/littlejane

Tool for running scripts concurrently on sherwood.

Primary LanguageOCamlISC LicenseISC

littlejane

littlejane is a small tool to let you run a simple command line tool in parallel. If you have a command of the form:

$ /bin/myprogram arg1 --arg2 foo --arg3 bar --arg4 wibble

And you want to run it many times, but with a different value for each of arg2 and arg3, you simply make a CSV file that looks like this:

--arg2, --arg3
foo, bar
flib, baz
fish, bop

The first line is the name of the arguments, and then each subsequent line is the values to pass for those arguments in successive runs of your program.

You then run littlejane as follows:

$ littlejane -j 4 -c myparams.csv /bin/myprogram -- arg1 --arg4 wibble

littlejane will call /bin/myprogram multiple times, with up to 4 running concurrently in this instance (controller by -j). It will take arg2 and arg3 from the CSV file, and use a fixed arg4 for all invocations. Note the -- in there: anything after the -- is passed on to the child program as an argument directly.
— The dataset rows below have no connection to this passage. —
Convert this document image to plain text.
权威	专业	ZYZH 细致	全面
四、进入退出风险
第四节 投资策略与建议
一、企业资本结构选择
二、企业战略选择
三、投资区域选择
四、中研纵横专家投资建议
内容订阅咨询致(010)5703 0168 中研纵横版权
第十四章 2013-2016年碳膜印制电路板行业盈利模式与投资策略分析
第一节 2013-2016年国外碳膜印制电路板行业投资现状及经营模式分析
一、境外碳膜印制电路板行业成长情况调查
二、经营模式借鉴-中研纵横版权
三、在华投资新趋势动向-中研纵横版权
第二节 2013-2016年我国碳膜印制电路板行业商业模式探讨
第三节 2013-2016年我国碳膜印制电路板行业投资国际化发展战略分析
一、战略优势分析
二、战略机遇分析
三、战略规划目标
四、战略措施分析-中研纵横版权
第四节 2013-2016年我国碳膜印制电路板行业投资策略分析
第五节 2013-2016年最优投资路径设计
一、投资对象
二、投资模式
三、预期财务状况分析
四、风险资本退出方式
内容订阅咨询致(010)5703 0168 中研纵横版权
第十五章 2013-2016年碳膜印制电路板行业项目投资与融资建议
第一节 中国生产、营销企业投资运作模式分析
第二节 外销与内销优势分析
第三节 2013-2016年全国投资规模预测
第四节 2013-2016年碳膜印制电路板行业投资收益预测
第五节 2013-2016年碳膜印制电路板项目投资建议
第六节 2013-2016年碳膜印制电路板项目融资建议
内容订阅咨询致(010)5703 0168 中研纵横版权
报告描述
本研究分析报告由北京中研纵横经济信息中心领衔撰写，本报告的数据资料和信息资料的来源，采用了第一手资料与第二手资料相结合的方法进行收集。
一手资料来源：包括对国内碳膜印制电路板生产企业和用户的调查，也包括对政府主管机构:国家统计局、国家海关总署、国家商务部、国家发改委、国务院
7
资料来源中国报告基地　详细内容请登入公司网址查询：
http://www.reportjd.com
So in this example it's the same as doing the following, with all three running at the same time:

$ /bin/myprogram arg1 --arg4 wibble --arg2 foo --arg3 bar
$ /bin/myprogram arg1 --arg4 wibble --arg2 flib --arg3 baz
$ /bin/myprogram arg1 --arg4 wibble --arg2 fish --arg3 bop

Note from this that fixed arguments are always provided to the target program first. This enables you to do something like this:

$ littlejane -j 10 -c myparams.csv /bin/python3 -- ./myscript.py

Which would unroll to:

$ /bin/python3 ./myscript.py --arg2 foo --arg3 bar
$ /bin/python3 ./myscript.py --arg2 flib --arg3 baz
$ /bin/python3 ./myscript.py --arg2 fish --arg3 bop

If you need fixed arguments to go at the end, then the workaround is to add them to the CSV file in the order you want them to appear.

Littlejane is designed for collecting data for batch runs of scientific data processing, and so the output of each program is outputted in a CSV file. Because the subprograms are run concurrently, the order of the outputs may be mixed between different programs, so the CSV includes the command, the arguments, and the line number of the output for that invocation, followed by the line itself. You can direct this output to a file using the -o option.